In the height of Clarke’s popularity, Frank Sinatra had his own table and used a separate entrance on the 55th street side of the building that entered directly into the dining room to avoid walking through the bar. The back room was the inner sanctum. In my first ten years as a Clarke’s patron, I never made it to the back room. Even if I had made it I couldn’t have afforded to tip the maitre’d, let alone pay the check!. During baseball season the tables were peppered with players and umps. If there was a movie premier or a Broadway opening, Richard Burton and Peter O’Toole might be in the middle of a drinking contest.
I was a front bar customer and that suited me fine. Across from the bar was a sandwich counter where some claim the first hamburgers in the United States were served, which, like most bar lore, was just bravado.
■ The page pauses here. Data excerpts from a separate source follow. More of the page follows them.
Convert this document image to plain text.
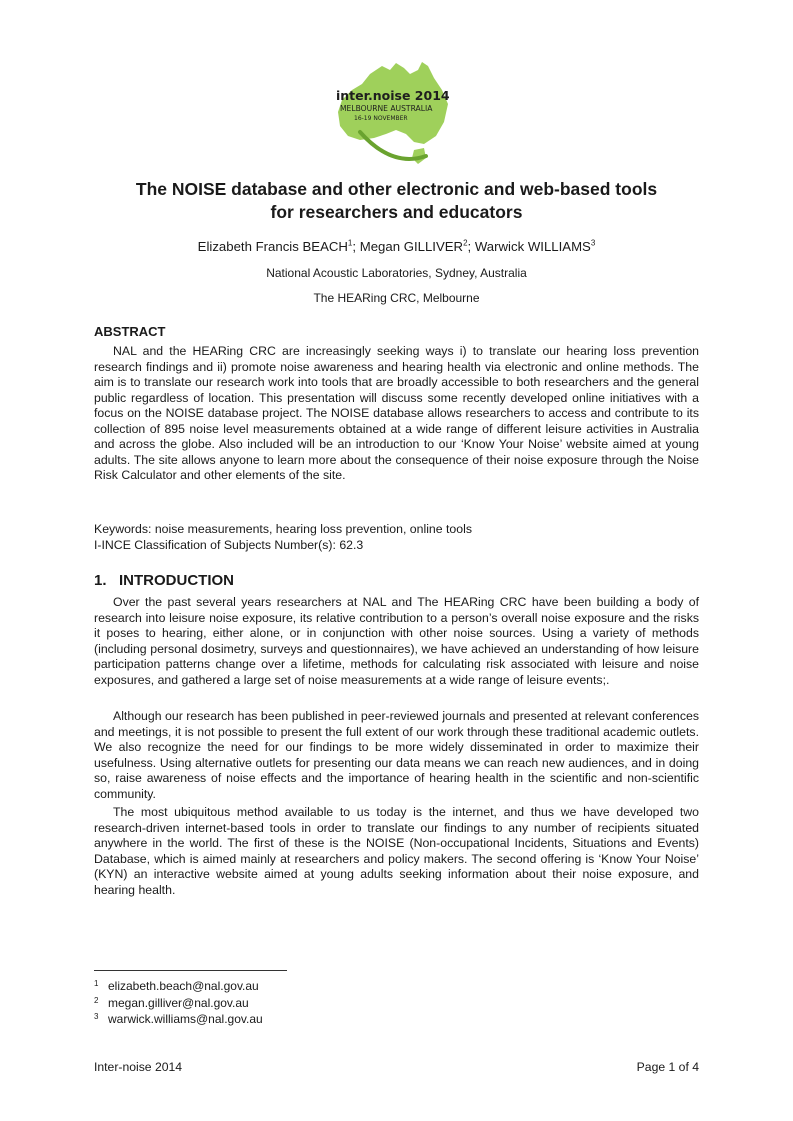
inter.noise 2014
MELBOURNE AUSTRALIA
16-19 NOVEMBER
The NOISE database and other electronic and web-based tools
for researchers and educators
Elizabeth Francis BEACH$^1$; Megan GILLIVER$^2$; Warwick WILLIAMS$^3$
National Acoustic Laboratories, Sydney, Australia
The HEARing CRC, Melbourne
ABSTRACT

NAL and the HEARing CRC are increasingly seeking ways i) to translate our hearing loss prevention research findings and ii) promote noise awareness and hearing health via electronic and online methods. The aim is to translate our research work into tools that are broadly accessible to both researchers and the general public regardless of location. This presentation will discuss some recently developed online initiatives with a focus on the NOISE database project. The NOISE database allows researchers to access and contribute to its collection of 895 noise level measurements obtained at a wide range of different leisure activities in Australia and across the globe. Also included will be an introduction to our ‘Know Your Noise’ website aimed at young adults. The site allows anyone to learn more about the consequence of their noise exposure through the Noise Risk Calculator and other elements of the site.

Keywords: noise measurements, hearing loss prevention, online tools
I-INCE Classification of Subjects Number(s): 62.3

1.   INTRODUCTION

Over the past several years researchers at NAL and The HEARing CRC have been building a body of research into leisure noise exposure, its relative contribution to a person’s overall noise exposure and the risks it poses to hearing, either alone, or in conjunction with other noise sources. Using a variety of methods (including personal dosimetry, surveys and questionnaires), we have achieved an understanding of how leisure participation patterns change over a lifetime, methods for calculating risk associated with leisure and noise exposures, and gathered a large set of noise measurements at a wide range of leisure events;.

Although our research has been published in peer-reviewed journals and presented at relevant conferences and meetings, it is not possible to present the full extent of our work through these traditional academic outlets. We also recognize the need for our findings to be more widely disseminated in order to maximize their usefulness. Using alternative outlets for presenting our data means we can reach new audiences, and in doing so, raise awareness of noise effects and the importance of hearing health in the scientific and non-scientific community.

The most ubiquitous method available to us today is the internet, and thus we have developed two research-driven internet-based tools in order to translate our findings to any number of recipients situated anywhere in the world. The first of these is the NOISE (Non-occupational Incidents, Situations and Events) Database, which is aimed mainly at researchers and policy makers. The second offering is ‘Know Your Noise’ (KYN) an interactive website aimed at young adults seeking information about their noise exposure, and hearing health.

$^1$ elizabeth.beach@nal.gov.au
$^2$ megan.gilliver@nal.gov.au
$^3$ warwick.williams@nal.gov.au
Inter-noise 2014	Page 1 of 4
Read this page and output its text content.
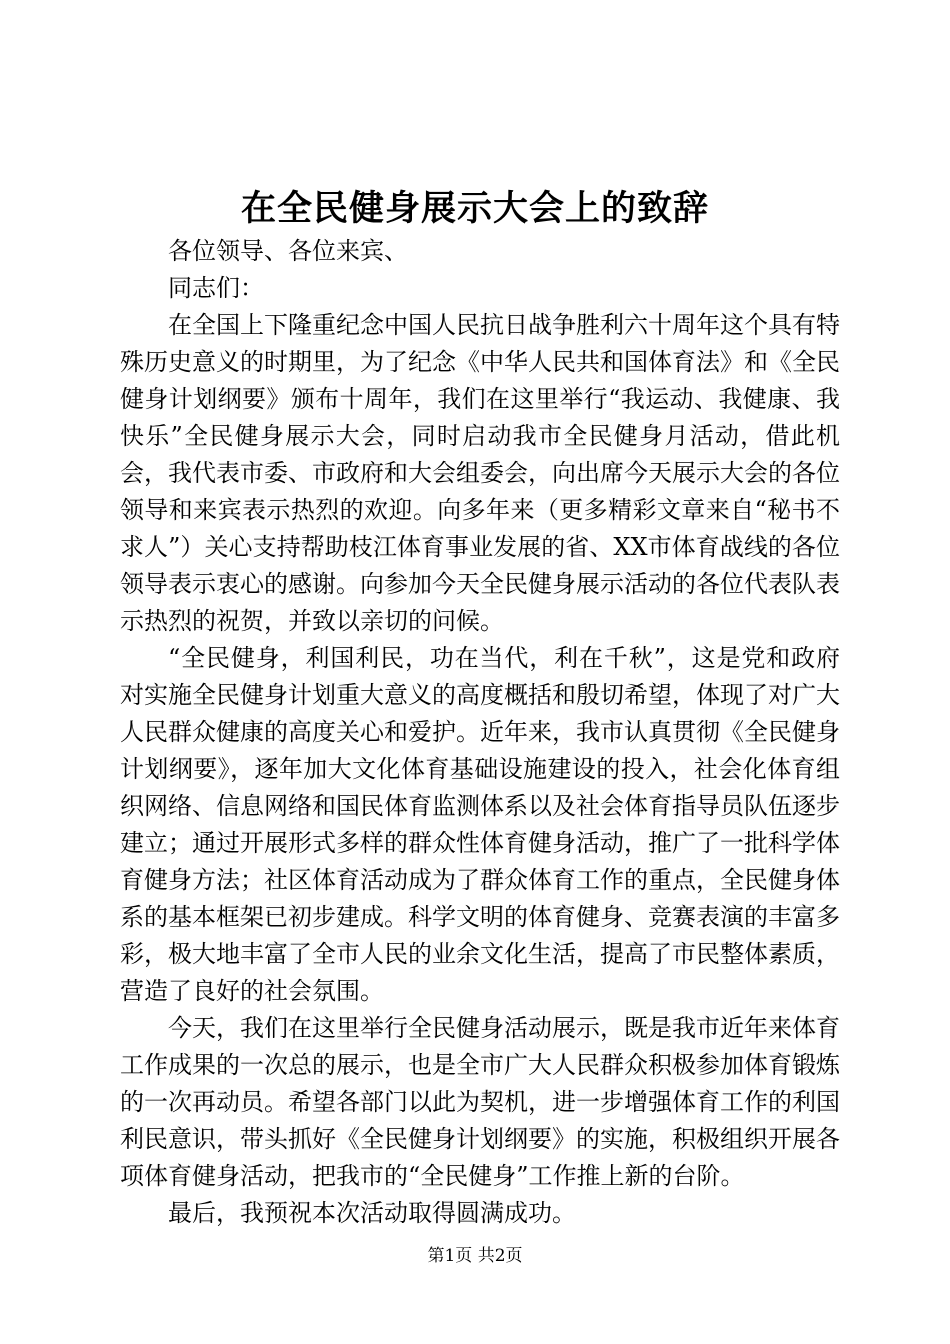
在全民健身展示大会上的致辞

各位领导、各位来宾、

同志们：

在全国上下隆重纪念中国人民抗日战争胜利六十周年这个具有特殊历史意义的时期里，为了纪念《中华人民共和国体育法》和《全民健身计划纲要》颁布十周年，我们在这里举行“我运动、我健康、我快乐”全民健身展示大会，同时启动我市全民健身月活动，借此机会，我代表市委、市政府和大会组委会，向出席今天展示大会的各位领导和来宾表示热烈的欢迎。向多年来（更多精彩文章来自“秘书不求人”）关心支持帮助枝江体育事业发展的省、XX市体育战线的各位领导表示衷心的感谢。向参加今天全民健身展示活动的各位代表队表示热烈的祝贺，并致以亲切的问候。

“全民健身，利国利民，功在当代，利在千秋”，这是党和政府对实施全民健身计划重大意义的高度概括和殷切希望，体现了对广大人民群众健康的高度关心和爱护。近年来，我市认真贯彻《全民健身计划纲要》，逐年加大文化体育基础设施建设的投入，社会化体育组织网络、信息网络和国民体育监测体系以及社会体育指导员队伍逐步建立；通过开展形式多样的群众性体育健身活动，推广了一批科学体育健身方法；社区体育活动成为了群众体育工作的重点，全民健身体系的基本框架已初步建成。科学文明的体育健身、竞赛表演的丰富多彩，极大地丰富了全市人民的业余文化生活，提高了市民整体素质，营造了良好的社会氛围。

今天，我们在这里举行全民健身活动展示，既是我市近年来体育工作成果的一次总的展示，也是全市广大人民群众积极参加体育锻炼的一次再动员。希望各部门以此为契机，进一步增强体育工作的利国利民意识，带头抓好《全民健身计划纲要》的实施，积极组织开展各项体育健身活动，把我市的“全民健身”工作推上新的台阶。

最后，我预祝本次活动取得圆满成功。

第1页 共2页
But they were good! Those little babies came off the grill incognito on a paper plate with a large slice of onion hiding under the bun; but the meat was the best available on the market and they were cooked to perfection. There was a hamburger stand across from the bar in the front room and no one with any class left the back or the front room without laying a tip on the hamburger man…he did almost as well as the waiters! And no one ordered just the burger because the chef made the most amazing crispy home fried potatoes, and a real Caesar Salad.
Frank Conefry was one of the mainstays behind the front bar in those days and lore had it that in the 1960s and 1970s he was bringing down a princely $500.00 a night. He built a church in his hometown in Ireland, so they said! The place was so crowded that two bouncers were stationed on either side of the door like the Pillars of Hercules wearing sport coats two sizes too small to emphasize their powerful presence. A troublemaker was flanked on both sides by these gentle giants and deposited on the sidewalk before he knew what was up.
The place would suddenly become electric as the word spread instantly that Sinatra, or Judy Garland, or Lauren Bacall, or all three, had slid in the back entrance. The front bar regulars would look bored by the news—so what’s the big deal—while the neophytes could barely control their bladders!